GRANDPARENTS who provide more than 60 hours of childcare a month are more likely to suffer from the symptoms of depression.
The research at Trinity College, involving 7,500 older people, has found a huge reliance on grandparents as parents seek to avoid crippling childcare costs.
Those providing high levels of childcare experience significantly more depressive symptoms. The findings are included in a paper due to be presented later this year as part of the Irish Longitudinal Study on Ageing (Tilda) project.
It found around 60pc of grandparents had looked after their grandchildren at some point in the previous month.
And of grandparents providing childcare, almost one in five looked after their grandchildren for more than 60 hours a month.
Negative health effects were also noted, according to epidemiology research fellow Christine McGarrigle.
“Grandparents who provide higher levels of childcare experience significantly more depressive symptoms,” she said.
However, the research found that depressive symptoms were moderated in cases where grandparents also participated in social or leisure activities. The study also found that grandparents with higher levels of education are less likely to suffer from depressive symptoms.
“This increase in depressive symptoms was seen in the lower educational attainment group,” said Ms McGarrigle.

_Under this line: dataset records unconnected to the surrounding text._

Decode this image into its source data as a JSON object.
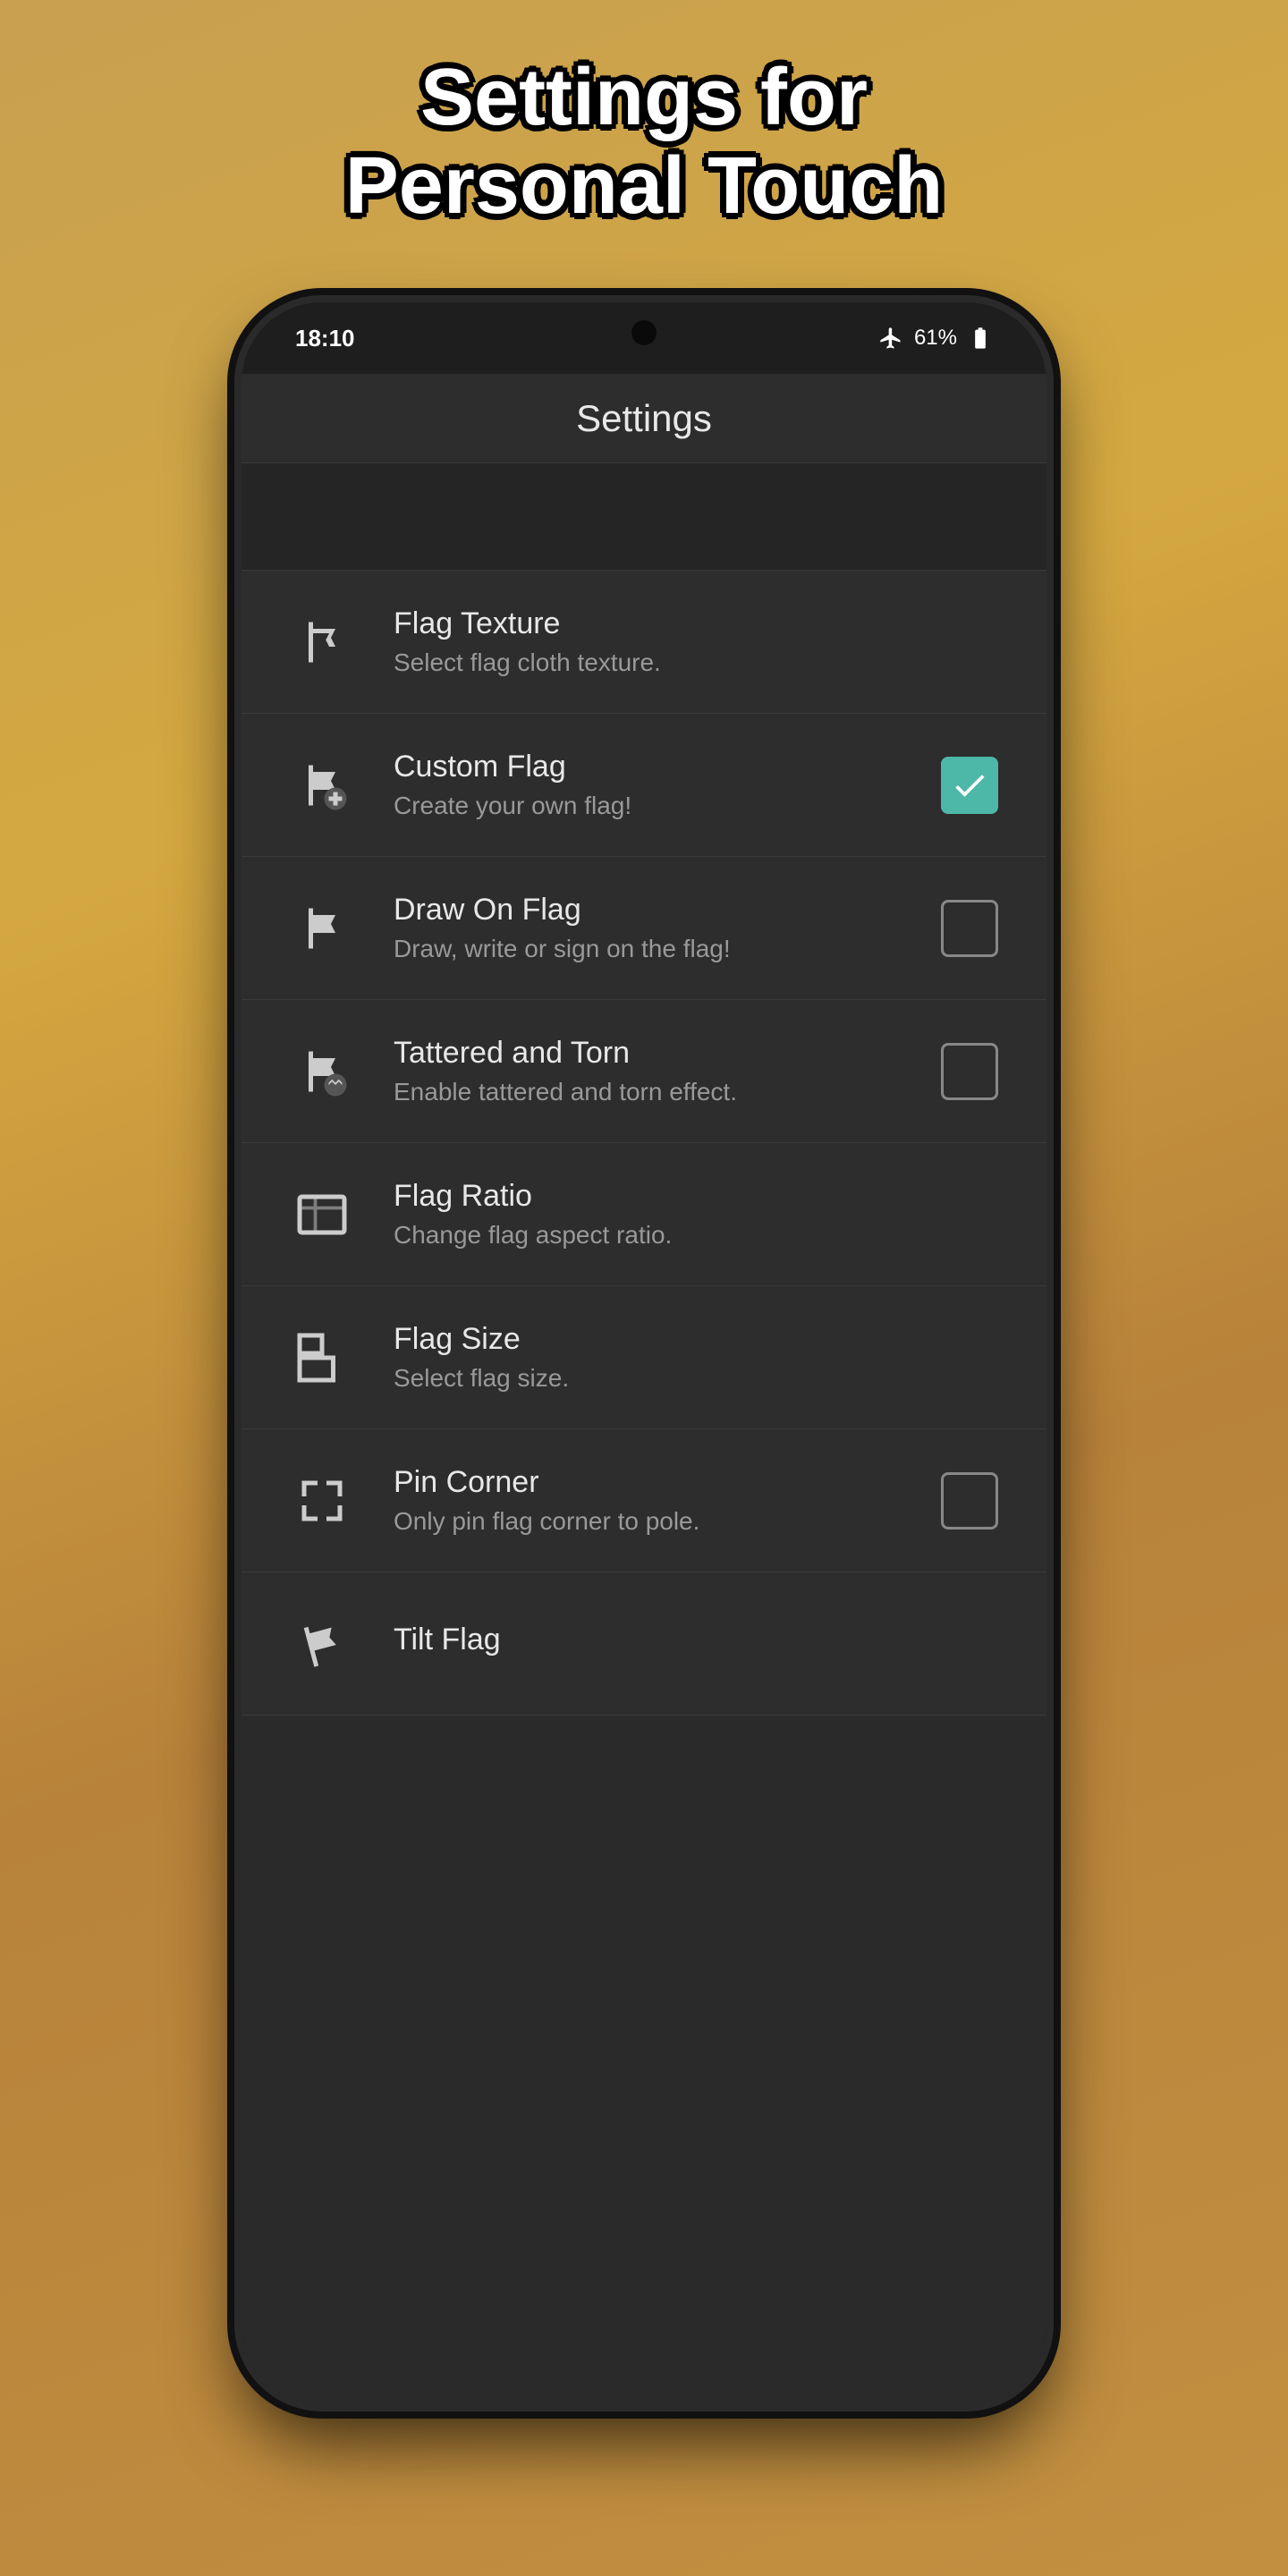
{
  "page": {
    "title_line1": "Settings for",
    "title_line2": "Personal Touch"
  },
  "status_bar": {
    "time": "18:10",
    "battery": "61%"
  },
  "app_bar": {
    "title": "Settings"
  },
  "settings_items": [
    {
      "id": "flag-texture",
      "title": "Flag Texture",
      "subtitle": "Select flag cloth texture.",
      "icon": "flag-texture-icon",
      "control": "none"
    },
    {
      "id": "custom-flag",
      "title": "Custom Flag",
      "subtitle": "Create your own flag!",
      "icon": "custom-flag-icon",
      "control": "checked"
    },
    {
      "id": "draw-on-flag",
      "title": "Draw On Flag",
      "subtitle": "Draw, write or sign on the flag!",
      "icon": "draw-flag-icon",
      "control": "unchecked"
    },
    {
      "id": "tattered-torn",
      "title": "Tattered and Torn",
      "subtitle": "Enable tattered and torn effect.",
      "icon": "tattered-icon",
      "control": "unchecked"
    },
    {
      "id": "flag-ratio",
      "title": "Flag Ratio",
      "subtitle": "Change flag aspect ratio.",
      "icon": "flag-ratio-icon",
      "control": "none"
    },
    {
      "id": "flag-size",
      "title": "Flag Size",
      "subtitle": "Select flag size.",
      "icon": "flag-size-icon",
      "control": "none"
    },
    {
      "id": "pin-corner",
      "title": "Pin Corner",
      "subtitle": "Only pin flag corner to pole.",
      "icon": "pin-corner-icon",
      "control": "unchecked"
    },
    {
      "id": "tilt-flag",
      "title": "Tilt Flag",
      "subtitle": "",
      "icon": "tilt-flag-icon",
      "control": "none"
    }
  ]
}
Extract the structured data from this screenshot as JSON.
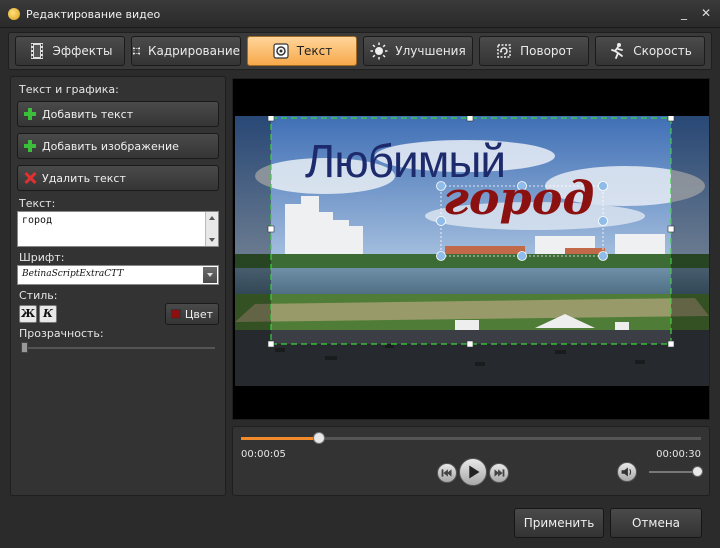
{
  "window": {
    "title": "Редактирование видео",
    "minimize_label": "_",
    "close_label": "✕"
  },
  "tabs": [
    {
      "label": "Эффекты",
      "icon": "film-icon"
    },
    {
      "label": "Кадрирование",
      "icon": "crop-icon"
    },
    {
      "label": "Текст",
      "icon": "text-icon",
      "active": true
    },
    {
      "label": "Улучшения",
      "icon": "sun-icon"
    },
    {
      "label": "Поворот",
      "icon": "rotate-icon"
    },
    {
      "label": "Скорость",
      "icon": "running-man-icon"
    }
  ],
  "left_panel": {
    "section_label": "Текст и графика:",
    "add_text_label": "Добавить текст",
    "add_image_label": "Добавить изображение",
    "delete_text_label": "Удалить текст",
    "text_label": "Текст:",
    "text_value": "город",
    "font_label": "Шрифт:",
    "font_value": "BetinaScriptExtraCTT",
    "style_label": "Стиль:",
    "bold_label": "Ж",
    "italic_label": "К",
    "color_label": "Цвет",
    "text_color": "#8b1010",
    "opacity_label": "Прозрачность:",
    "opacity_value": 0
  },
  "preview": {
    "caption_main": "Любимый",
    "caption_script": "город",
    "caption_main_color": "#1d2a6b",
    "caption_script_color": "#8b1010"
  },
  "playback": {
    "current_time": "00:00:05",
    "total_time": "00:00:30",
    "progress": 0.17,
    "volume": 1.0
  },
  "footer": {
    "apply_label": "Применить",
    "cancel_label": "Отмена"
  }
}
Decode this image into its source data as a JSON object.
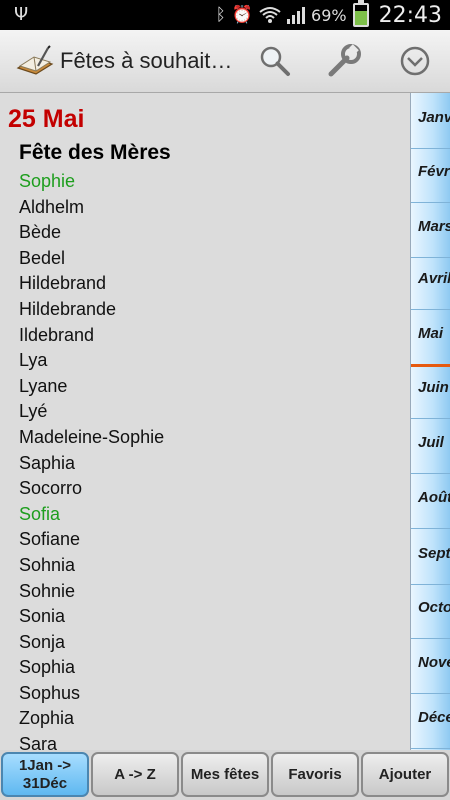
{
  "status_bar": {
    "battery_percent": "69%",
    "time": "22:43",
    "battery_level": 0.69,
    "icons": [
      "usb-icon",
      "bluetooth-icon",
      "alarm-icon",
      "wifi-icon",
      "signal-icon",
      "battery-charging-icon"
    ]
  },
  "action_bar": {
    "title": "Fêtes à souhait…",
    "icons": [
      "app-book-icon",
      "search-icon",
      "wrench-icon",
      "overflow-menu-icon"
    ]
  },
  "day": {
    "date": "25 Mai",
    "fete": "Fête des Mères",
    "names": [
      {
        "name": "Sophie",
        "highlight": true
      },
      {
        "name": "Aldhelm",
        "highlight": false
      },
      {
        "name": "Bède",
        "highlight": false
      },
      {
        "name": "Bedel",
        "highlight": false
      },
      {
        "name": "Hildebrand",
        "highlight": false
      },
      {
        "name": "Hildebrande",
        "highlight": false
      },
      {
        "name": "Ildebrand",
        "highlight": false
      },
      {
        "name": "Lya",
        "highlight": false
      },
      {
        "name": "Lyane",
        "highlight": false
      },
      {
        "name": "Lyé",
        "highlight": false
      },
      {
        "name": "Madeleine-Sophie",
        "highlight": false
      },
      {
        "name": "Saphia",
        "highlight": false
      },
      {
        "name": "Socorro",
        "highlight": false
      },
      {
        "name": "Sofia",
        "highlight": true
      },
      {
        "name": "Sofiane",
        "highlight": false
      },
      {
        "name": "Sohnia",
        "highlight": false
      },
      {
        "name": "Sohnie",
        "highlight": false
      },
      {
        "name": "Sonia",
        "highlight": false
      },
      {
        "name": "Sonja",
        "highlight": false
      },
      {
        "name": "Sophia",
        "highlight": false
      },
      {
        "name": "Sophus",
        "highlight": false
      },
      {
        "name": "Zophia",
        "highlight": false
      },
      {
        "name": "Sara",
        "highlight": false
      }
    ]
  },
  "months": [
    "Janv",
    "Févr",
    "Mars",
    "Avril",
    "Mai",
    "Juin",
    "Juil",
    "Août",
    "Sept",
    "Octo",
    "Nove",
    "Déce"
  ],
  "current_month": "Mai",
  "tabs": [
    {
      "label": "1Jan ->\n31Déc",
      "active": true
    },
    {
      "label": "A -> Z",
      "active": false
    },
    {
      "label": "Mes fêtes",
      "active": false
    },
    {
      "label": "Favoris",
      "active": false
    },
    {
      "label": "Ajouter",
      "active": false
    }
  ],
  "colors": {
    "date_red": "#c30000",
    "highlight_green": "#1e9e1e",
    "active_tab_blue": "#5fb8f0",
    "current_month_marker": "#e65a10"
  }
}
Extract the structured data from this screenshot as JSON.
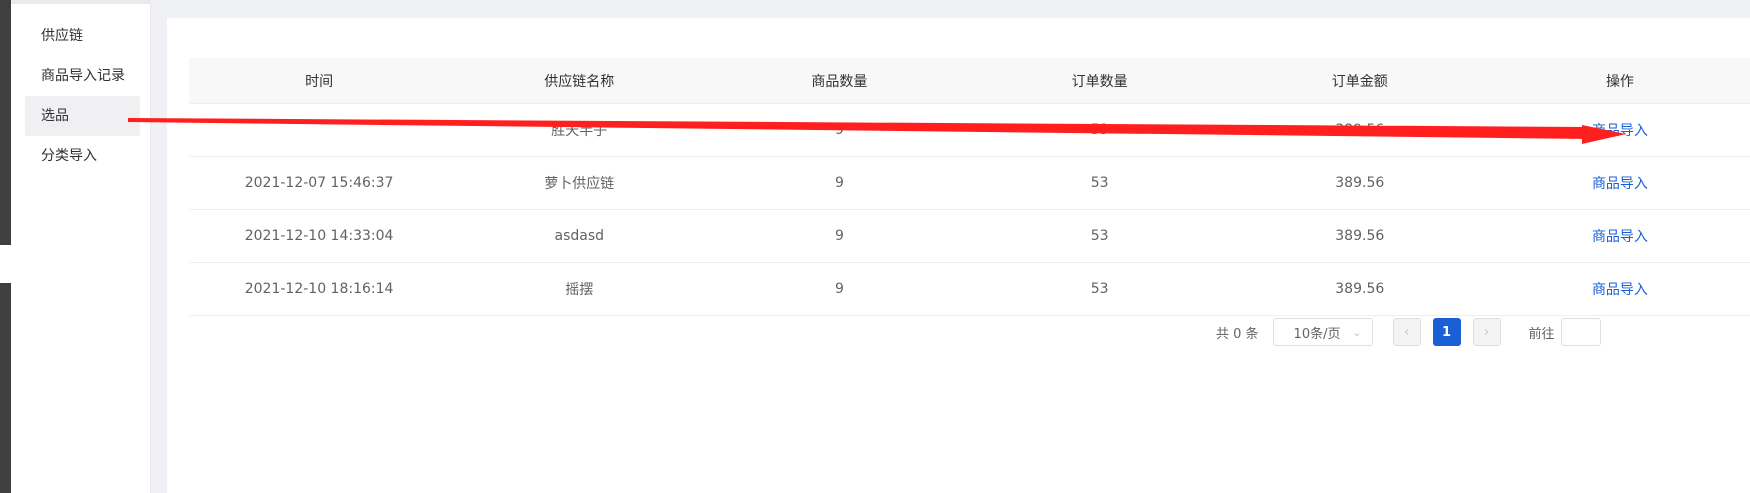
{
  "sidebar": {
    "items": [
      {
        "label": "供应链"
      },
      {
        "label": "商品导入记录"
      },
      {
        "label": "选品"
      },
      {
        "label": "分类导入"
      }
    ]
  },
  "table": {
    "headers": [
      "时间",
      "供应链名称",
      "商品数量",
      "订单数量",
      "订单金额",
      "操作"
    ],
    "rows": [
      {
        "time": "",
        "name": "胜天半子",
        "goods": "9",
        "orders": "53",
        "amount": "389.56",
        "action": "商品导入"
      },
      {
        "time": "2021-12-07 15:46:37",
        "name": "萝卜供应链",
        "goods": "9",
        "orders": "53",
        "amount": "389.56",
        "action": "商品导入"
      },
      {
        "time": "2021-12-10 14:33:04",
        "name": "asdasd",
        "goods": "9",
        "orders": "53",
        "amount": "389.56",
        "action": "商品导入"
      },
      {
        "time": "2021-12-10 18:16:14",
        "name": "摇摆",
        "goods": "9",
        "orders": "53",
        "amount": "389.56",
        "action": "商品导入"
      }
    ]
  },
  "pagination": {
    "total_text": "共 0 条",
    "page_size": "10条/页",
    "current_page": "1",
    "goto_label": "前往"
  },
  "colors": {
    "accent": "#1a5fd6",
    "annotation_arrow": "#ff1f1f"
  },
  "icons": {
    "select_arrow": "chevron-down-icon",
    "prev": "chevron-left-icon",
    "next": "chevron-right-icon"
  }
}
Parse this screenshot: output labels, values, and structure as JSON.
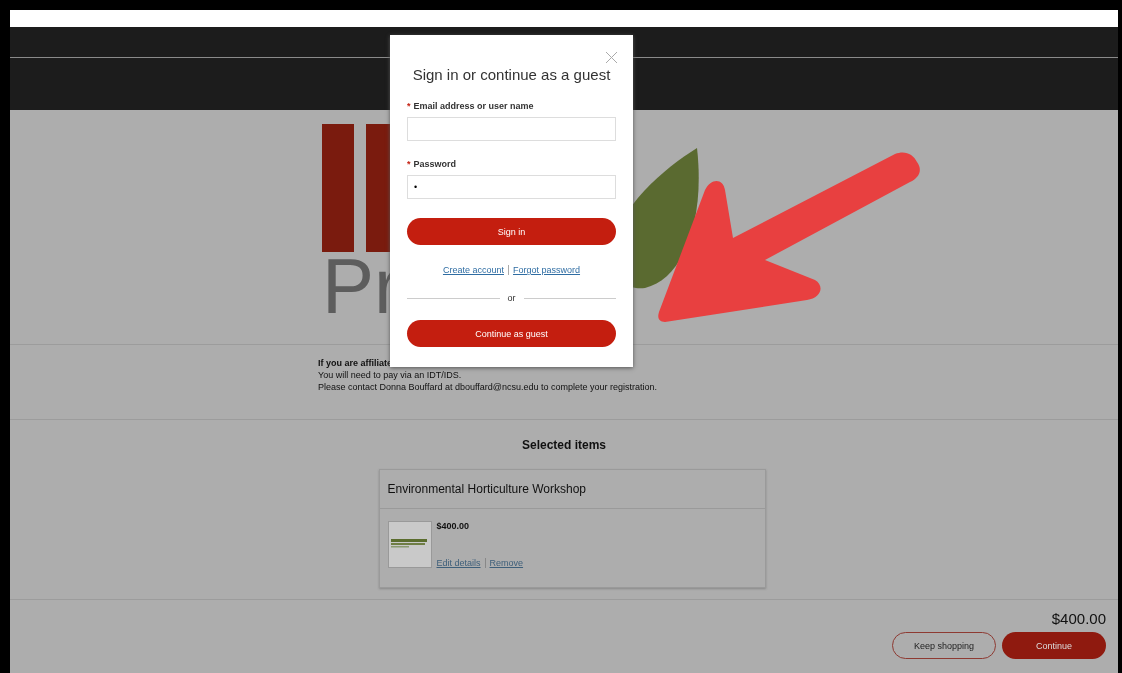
{
  "logo": {
    "text": "Pr"
  },
  "notice": {
    "lines": [
      {
        "text": "If you are affiliate",
        "bold": true
      },
      {
        "text": "You will need to pay via an IDT/IDS.",
        "bold": false
      },
      {
        "text": "Please contact Donna Bouffard at dbouffard@ncsu.edu to complete your registration.",
        "bold": false
      }
    ]
  },
  "selected_items": {
    "title": "Selected items",
    "items": [
      {
        "name": "Environmental Horticulture Workshop",
        "price": "$400.00",
        "image": {
          "kind": "picture"
        },
        "links": [
          "Edit details",
          "Remove"
        ]
      }
    ]
  },
  "total": "$400.00",
  "buttons": [
    {
      "label": "Keep shopping",
      "kind": "secondary"
    },
    {
      "label": "Continue",
      "kind": "primary"
    }
  ],
  "dialog": {
    "title": "Sign in or continue as a guest",
    "fields": [
      {
        "label": "Email address or user name",
        "required_mark": "*"
      },
      {
        "label": "Password",
        "required_mark": "*",
        "value": "•"
      }
    ],
    "submit": "Sign in",
    "links": [
      "Create account",
      "Forgot password"
    ],
    "separator": "or",
    "guest_button": "Continue as guest"
  }
}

Grandparents with third-level education were also less likely to be minding grandchildren more than 60 hours per month, the study found.
Ms McGarrigle said the findings contradict the perception that all grandparents are
alike, with similar abilities and interest in providing care for their grandchildren.
She said that how happy a grandparent is about providing childcare really depended on what their expectation was to begin with.
The findings are due to be presented at a major international conference this June at Syracuse University in New York.
An survey earlier this year found parents need to earn up to €30,000 a year just to fund the cost of childcare for two children.